Boykin v. Commissioner

*478OPINION.

Phillips :

In 1909 William. A. Boykin purchased a residence at a cost of $10,000, which was conveyed to him and his wife, the petitioner herein, as tenants by the entirety. William A. Boykin died in 1918 and, in determining his net estate subject to the Federal estate tax, the Commissioner included this residence at its full value. The petitioner sold this property in 1922 and the question before us is the basis to be used as cost in determining her gain.

It has heretofore been determined that where a husband or wife, holding property as tenants by the entirety, dies and the other survives, such property forms no part of the estate of the decedent and is not subject to estate tax. Susie M. Root, Executrix, 5 B. T. A. 696; Tyler v. United States, 28 Fed. (2d) 887; Dime Trust & Safe Deposit Co. v. Phillips, 30 Fed. (2d) 395. The same reasoning which leads to the conclusion reached in those cases would require that upon a sale by the surviving tenant by the entirety the basis for determining gain or loss should be the original cost. Counsel for the petitioner contends, however, that the Commissioner is estopped from asserting such basis, inasmuch as he collected an estate tax from the estate of William A. Boykin upon a contrary theory. In United States Trust Co. of New York, 13 B. T. A. 1074, we said:

It is another element of equitable estoppel that the party claiming the estoppel should have had the right to rely upon the position taken by his adversary. Here there was no misrepresentation of facts; the ruling was solely one of law.
*479* * * Each was in a similar position with respect to ability to determine what was the law. * * * We see no ground upon which petitioner could be said to have been justified in relying upon the ruling of the Commissioner upon a question of law to the extent necessary to constitute an estoppel. We are of the opinion that if there are circumstances under which the United States may he estopped from collecting taxes legally due except for, such estoppel, they do not exist in the instant case.

In this same connection it may be pertinent to point out that the additional tax collected under the erroneous ruling was not paid by this petitioner, but by the estate of William A. Boykin, a separate entity for tax purposes. It is our opinion that the Commissioner is not estopped to assert the tax here in question. See Ernest M. Bull, Executor, 7 B. T. A. 993.

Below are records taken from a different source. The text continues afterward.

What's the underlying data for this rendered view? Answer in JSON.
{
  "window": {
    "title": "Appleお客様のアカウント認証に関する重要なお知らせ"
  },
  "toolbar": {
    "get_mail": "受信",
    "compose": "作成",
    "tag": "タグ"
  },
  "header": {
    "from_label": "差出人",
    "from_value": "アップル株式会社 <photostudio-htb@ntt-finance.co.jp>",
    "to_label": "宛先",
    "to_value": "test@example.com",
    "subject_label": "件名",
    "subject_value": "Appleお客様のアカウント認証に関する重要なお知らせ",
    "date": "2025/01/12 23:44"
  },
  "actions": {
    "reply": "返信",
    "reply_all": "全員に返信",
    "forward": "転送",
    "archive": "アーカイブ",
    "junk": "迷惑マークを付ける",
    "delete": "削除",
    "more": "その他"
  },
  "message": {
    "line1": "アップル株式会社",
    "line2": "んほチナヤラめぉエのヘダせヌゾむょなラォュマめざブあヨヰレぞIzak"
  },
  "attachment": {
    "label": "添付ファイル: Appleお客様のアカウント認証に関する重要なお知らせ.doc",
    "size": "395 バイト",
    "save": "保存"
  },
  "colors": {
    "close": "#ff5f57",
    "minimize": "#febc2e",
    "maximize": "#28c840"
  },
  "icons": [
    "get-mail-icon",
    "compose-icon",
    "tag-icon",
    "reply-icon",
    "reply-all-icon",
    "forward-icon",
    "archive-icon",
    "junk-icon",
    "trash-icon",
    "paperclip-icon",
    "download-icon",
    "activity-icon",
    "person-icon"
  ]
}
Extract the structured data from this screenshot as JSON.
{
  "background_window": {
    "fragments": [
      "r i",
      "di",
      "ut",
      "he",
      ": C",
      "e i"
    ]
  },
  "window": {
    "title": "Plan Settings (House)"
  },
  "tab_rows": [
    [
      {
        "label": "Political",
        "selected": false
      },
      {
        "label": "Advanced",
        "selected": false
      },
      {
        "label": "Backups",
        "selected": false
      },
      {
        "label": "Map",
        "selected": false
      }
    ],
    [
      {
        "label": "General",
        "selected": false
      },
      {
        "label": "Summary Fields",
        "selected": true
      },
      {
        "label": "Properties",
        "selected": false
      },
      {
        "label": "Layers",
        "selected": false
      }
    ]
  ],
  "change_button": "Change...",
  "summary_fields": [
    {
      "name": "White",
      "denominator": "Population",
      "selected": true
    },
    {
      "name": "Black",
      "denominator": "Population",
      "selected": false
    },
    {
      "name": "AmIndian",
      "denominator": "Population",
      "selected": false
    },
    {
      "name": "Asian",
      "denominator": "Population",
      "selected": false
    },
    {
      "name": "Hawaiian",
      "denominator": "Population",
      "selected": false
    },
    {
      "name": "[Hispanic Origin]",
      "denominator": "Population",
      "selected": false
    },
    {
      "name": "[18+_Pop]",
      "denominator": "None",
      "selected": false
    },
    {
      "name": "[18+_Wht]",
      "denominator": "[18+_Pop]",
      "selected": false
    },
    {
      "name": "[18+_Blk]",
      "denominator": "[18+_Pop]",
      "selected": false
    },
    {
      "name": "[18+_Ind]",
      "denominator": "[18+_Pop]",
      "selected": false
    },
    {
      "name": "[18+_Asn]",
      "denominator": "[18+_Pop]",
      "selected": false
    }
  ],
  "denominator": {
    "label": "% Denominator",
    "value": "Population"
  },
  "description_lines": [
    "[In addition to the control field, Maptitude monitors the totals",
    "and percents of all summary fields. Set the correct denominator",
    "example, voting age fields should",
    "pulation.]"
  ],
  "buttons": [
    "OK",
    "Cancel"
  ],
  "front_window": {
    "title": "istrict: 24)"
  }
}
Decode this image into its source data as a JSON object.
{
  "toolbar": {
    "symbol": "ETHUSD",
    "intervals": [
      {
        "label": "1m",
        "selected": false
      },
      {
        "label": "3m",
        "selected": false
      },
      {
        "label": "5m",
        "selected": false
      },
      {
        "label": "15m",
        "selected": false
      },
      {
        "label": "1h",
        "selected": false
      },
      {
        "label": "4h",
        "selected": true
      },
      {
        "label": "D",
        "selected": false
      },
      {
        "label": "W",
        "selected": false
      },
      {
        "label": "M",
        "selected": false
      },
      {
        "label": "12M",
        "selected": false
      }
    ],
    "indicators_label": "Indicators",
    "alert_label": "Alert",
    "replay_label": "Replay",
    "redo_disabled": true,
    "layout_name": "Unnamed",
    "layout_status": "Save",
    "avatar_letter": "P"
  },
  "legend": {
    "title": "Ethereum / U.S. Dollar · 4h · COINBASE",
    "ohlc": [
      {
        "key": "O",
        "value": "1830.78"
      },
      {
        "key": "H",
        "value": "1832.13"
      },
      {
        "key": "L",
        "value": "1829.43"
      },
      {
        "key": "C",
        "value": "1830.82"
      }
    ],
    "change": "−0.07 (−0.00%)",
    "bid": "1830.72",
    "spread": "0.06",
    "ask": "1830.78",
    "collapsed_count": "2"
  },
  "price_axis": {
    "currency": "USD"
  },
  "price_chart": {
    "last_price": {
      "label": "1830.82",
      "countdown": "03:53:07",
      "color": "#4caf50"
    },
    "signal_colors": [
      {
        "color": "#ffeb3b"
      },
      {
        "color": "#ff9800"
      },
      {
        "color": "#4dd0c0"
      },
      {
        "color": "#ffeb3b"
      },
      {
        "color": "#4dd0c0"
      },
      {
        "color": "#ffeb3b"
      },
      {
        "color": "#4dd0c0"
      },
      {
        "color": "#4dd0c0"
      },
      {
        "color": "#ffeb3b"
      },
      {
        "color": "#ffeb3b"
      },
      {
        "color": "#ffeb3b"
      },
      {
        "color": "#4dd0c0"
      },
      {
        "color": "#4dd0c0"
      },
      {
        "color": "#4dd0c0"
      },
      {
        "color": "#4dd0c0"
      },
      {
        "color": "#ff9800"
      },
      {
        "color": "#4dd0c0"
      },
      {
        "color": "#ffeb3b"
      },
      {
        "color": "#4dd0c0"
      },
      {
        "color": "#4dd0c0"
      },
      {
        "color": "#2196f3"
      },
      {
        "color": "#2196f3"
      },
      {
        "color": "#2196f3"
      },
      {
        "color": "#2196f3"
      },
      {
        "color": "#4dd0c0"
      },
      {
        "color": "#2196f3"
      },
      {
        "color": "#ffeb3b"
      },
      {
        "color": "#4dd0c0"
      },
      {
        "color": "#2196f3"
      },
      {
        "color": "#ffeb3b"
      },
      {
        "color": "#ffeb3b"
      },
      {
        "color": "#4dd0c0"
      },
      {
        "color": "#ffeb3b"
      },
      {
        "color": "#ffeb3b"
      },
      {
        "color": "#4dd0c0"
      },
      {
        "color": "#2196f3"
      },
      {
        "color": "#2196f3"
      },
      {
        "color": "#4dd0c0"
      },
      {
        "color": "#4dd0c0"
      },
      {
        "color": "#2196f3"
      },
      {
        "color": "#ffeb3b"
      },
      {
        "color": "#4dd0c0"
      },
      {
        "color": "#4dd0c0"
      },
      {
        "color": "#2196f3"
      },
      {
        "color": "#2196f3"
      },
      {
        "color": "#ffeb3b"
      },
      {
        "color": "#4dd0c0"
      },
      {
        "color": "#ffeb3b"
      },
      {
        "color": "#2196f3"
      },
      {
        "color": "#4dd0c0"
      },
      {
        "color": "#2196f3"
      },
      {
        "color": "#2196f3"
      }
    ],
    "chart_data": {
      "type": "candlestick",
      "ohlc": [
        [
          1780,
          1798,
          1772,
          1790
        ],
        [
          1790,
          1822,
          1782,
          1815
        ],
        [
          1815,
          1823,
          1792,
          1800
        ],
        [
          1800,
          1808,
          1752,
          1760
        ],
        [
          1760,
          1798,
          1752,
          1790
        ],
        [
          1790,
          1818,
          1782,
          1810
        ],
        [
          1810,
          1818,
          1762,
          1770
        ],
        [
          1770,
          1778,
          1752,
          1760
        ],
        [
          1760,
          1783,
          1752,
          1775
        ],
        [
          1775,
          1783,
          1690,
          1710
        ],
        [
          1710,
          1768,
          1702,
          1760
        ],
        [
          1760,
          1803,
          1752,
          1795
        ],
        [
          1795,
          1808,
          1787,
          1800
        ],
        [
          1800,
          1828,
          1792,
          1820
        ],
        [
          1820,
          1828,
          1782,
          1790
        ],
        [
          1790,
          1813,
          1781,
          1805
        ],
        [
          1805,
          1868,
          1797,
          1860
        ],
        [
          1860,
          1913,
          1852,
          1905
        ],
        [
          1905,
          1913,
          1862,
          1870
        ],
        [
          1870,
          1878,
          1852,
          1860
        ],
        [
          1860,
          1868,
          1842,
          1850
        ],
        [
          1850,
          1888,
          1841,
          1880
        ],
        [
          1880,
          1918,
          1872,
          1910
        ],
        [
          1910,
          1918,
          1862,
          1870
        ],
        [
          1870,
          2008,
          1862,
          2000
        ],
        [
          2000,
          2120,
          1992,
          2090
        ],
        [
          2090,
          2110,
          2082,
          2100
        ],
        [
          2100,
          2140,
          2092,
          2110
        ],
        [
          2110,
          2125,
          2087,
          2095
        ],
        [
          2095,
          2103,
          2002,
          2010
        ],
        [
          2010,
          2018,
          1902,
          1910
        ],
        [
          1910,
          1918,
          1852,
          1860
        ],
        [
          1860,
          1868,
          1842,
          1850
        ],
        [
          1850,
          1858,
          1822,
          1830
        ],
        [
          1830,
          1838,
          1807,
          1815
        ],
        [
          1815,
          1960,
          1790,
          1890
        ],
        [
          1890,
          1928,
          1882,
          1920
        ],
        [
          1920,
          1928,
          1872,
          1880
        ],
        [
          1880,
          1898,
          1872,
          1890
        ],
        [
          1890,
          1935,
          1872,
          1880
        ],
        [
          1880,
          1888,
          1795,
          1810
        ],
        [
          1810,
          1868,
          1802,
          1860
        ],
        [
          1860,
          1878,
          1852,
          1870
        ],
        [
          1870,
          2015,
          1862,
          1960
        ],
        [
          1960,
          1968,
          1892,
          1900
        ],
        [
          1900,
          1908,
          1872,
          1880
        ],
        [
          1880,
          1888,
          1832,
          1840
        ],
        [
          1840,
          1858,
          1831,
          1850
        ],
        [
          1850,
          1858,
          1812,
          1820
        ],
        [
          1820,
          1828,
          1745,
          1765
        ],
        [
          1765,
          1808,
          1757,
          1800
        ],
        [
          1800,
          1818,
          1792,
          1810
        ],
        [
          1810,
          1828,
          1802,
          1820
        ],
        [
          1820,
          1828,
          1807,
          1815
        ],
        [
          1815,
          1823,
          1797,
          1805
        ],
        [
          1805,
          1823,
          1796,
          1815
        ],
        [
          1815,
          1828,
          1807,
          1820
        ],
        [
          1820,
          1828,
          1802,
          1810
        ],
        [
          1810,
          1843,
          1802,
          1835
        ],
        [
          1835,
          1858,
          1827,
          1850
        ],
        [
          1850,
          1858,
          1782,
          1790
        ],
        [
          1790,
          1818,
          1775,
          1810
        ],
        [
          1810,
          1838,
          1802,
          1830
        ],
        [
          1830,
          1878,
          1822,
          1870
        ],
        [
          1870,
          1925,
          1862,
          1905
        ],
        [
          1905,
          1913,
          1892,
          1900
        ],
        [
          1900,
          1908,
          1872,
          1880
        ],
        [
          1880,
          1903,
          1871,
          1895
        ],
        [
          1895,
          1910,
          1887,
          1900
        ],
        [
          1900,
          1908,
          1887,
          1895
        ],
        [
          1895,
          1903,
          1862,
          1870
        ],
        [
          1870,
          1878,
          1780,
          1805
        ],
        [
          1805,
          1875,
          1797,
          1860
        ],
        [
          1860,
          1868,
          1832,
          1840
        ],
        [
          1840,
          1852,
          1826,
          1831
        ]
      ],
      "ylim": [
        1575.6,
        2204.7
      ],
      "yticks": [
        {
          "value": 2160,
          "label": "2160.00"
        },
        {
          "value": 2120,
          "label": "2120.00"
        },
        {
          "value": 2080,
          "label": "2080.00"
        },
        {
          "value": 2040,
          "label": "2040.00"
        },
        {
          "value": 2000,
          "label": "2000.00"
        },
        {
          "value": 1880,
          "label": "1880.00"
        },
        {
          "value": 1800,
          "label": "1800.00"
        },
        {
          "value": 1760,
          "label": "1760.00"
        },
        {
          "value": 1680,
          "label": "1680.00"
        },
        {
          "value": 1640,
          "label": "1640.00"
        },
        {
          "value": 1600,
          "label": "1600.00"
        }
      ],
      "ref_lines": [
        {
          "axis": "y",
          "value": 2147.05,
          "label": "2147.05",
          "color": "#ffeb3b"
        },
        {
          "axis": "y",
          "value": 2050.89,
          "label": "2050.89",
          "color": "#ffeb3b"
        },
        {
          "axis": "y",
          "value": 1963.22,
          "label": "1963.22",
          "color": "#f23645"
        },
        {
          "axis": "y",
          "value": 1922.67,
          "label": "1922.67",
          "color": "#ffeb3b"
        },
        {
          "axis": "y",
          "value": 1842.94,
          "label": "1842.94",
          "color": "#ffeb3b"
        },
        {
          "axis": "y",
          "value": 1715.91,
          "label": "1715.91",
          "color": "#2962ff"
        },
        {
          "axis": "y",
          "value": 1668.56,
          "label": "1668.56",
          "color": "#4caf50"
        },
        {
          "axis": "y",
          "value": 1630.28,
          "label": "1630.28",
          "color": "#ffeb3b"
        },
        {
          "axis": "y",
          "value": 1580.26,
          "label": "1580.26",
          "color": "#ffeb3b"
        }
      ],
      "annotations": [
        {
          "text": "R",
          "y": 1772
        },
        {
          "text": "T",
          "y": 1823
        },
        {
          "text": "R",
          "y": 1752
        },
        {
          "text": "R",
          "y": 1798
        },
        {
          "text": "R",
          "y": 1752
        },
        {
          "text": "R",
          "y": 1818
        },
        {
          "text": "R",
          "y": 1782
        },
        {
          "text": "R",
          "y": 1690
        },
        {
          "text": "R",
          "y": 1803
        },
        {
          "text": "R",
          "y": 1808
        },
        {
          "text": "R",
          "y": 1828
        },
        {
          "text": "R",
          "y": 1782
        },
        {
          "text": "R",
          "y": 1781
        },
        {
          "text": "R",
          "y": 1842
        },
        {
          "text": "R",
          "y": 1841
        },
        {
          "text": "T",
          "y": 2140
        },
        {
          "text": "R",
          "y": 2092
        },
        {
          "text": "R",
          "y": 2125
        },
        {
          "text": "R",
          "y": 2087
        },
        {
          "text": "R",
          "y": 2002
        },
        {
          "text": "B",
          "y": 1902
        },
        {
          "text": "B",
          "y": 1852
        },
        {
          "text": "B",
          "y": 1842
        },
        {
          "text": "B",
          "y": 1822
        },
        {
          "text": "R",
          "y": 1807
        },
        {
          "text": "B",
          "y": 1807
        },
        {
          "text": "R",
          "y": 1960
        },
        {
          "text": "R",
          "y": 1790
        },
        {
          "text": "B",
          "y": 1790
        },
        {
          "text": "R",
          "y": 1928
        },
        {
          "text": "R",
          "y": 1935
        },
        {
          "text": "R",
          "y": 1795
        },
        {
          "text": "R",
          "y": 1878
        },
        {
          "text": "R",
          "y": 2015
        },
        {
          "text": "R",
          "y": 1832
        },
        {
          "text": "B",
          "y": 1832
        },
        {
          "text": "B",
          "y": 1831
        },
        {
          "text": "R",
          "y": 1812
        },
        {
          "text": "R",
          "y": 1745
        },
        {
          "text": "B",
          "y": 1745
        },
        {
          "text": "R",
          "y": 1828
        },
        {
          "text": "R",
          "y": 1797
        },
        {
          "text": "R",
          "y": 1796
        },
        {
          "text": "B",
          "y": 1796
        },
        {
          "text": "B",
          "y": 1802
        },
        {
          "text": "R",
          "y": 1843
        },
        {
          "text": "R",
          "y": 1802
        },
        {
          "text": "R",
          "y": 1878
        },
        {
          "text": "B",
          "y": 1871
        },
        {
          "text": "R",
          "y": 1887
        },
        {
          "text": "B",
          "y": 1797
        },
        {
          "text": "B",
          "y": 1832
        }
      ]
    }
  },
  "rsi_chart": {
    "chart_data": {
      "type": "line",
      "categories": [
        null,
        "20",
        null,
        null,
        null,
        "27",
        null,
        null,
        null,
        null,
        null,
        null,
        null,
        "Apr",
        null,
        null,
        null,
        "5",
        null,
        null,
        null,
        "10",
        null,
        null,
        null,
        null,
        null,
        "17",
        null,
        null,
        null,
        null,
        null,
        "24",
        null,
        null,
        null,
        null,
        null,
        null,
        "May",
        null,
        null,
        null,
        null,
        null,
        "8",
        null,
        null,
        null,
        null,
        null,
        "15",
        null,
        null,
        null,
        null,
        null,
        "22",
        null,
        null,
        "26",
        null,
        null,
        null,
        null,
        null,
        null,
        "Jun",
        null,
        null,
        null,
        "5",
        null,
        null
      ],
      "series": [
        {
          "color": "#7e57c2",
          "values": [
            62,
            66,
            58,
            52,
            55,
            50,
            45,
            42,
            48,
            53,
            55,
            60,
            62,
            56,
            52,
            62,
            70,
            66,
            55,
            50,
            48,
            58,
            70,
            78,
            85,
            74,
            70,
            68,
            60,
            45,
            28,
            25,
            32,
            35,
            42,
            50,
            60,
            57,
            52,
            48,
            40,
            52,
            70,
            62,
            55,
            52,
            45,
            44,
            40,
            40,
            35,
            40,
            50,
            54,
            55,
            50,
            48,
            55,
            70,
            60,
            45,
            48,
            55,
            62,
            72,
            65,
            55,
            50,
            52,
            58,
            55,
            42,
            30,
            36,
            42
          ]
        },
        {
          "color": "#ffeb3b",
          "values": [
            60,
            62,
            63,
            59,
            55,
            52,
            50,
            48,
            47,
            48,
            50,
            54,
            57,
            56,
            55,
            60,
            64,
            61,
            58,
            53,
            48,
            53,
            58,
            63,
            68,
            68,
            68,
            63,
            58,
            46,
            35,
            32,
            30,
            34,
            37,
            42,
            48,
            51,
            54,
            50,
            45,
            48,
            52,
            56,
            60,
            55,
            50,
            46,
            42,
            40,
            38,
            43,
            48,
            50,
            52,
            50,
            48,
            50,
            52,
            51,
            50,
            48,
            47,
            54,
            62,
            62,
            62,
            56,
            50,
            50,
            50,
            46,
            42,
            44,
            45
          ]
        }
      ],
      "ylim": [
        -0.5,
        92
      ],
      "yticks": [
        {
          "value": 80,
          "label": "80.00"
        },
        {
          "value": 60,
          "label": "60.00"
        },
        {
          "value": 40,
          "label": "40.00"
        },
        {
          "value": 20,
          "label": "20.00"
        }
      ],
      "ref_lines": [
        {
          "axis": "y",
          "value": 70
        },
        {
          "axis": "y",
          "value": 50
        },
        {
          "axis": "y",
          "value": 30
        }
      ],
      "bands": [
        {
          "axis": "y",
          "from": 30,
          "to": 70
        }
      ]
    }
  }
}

It is also claimed that since the Bureau of Internal Revenue had previously mailed notice of a deficiency for the taxable year to the petitioner and she had consented to the assessment thereof, the present assessment can not stand. This contention must be decided adversely to the petitioner upon the authority of Botany Worsted Mills v. United States, 278 U. S. 282. See also L. Loewy & Son, Inc., 11 B. T. A. 596; aff'd. 31 Fed. (2d) 652.

It appears, however, that the Commissioner was in error in computing the amount of the gain, in that no account was taken of the very substantial sum expended in improvements upon this property. The cost of the property and of the improvements totaled $16,000 and this amount should be used as the basis in computing the taxable gain. W. B. Brooks, 12 B. T. A. 31.

Reviewed by the Board.

Decision will Toe entered under Rule 50.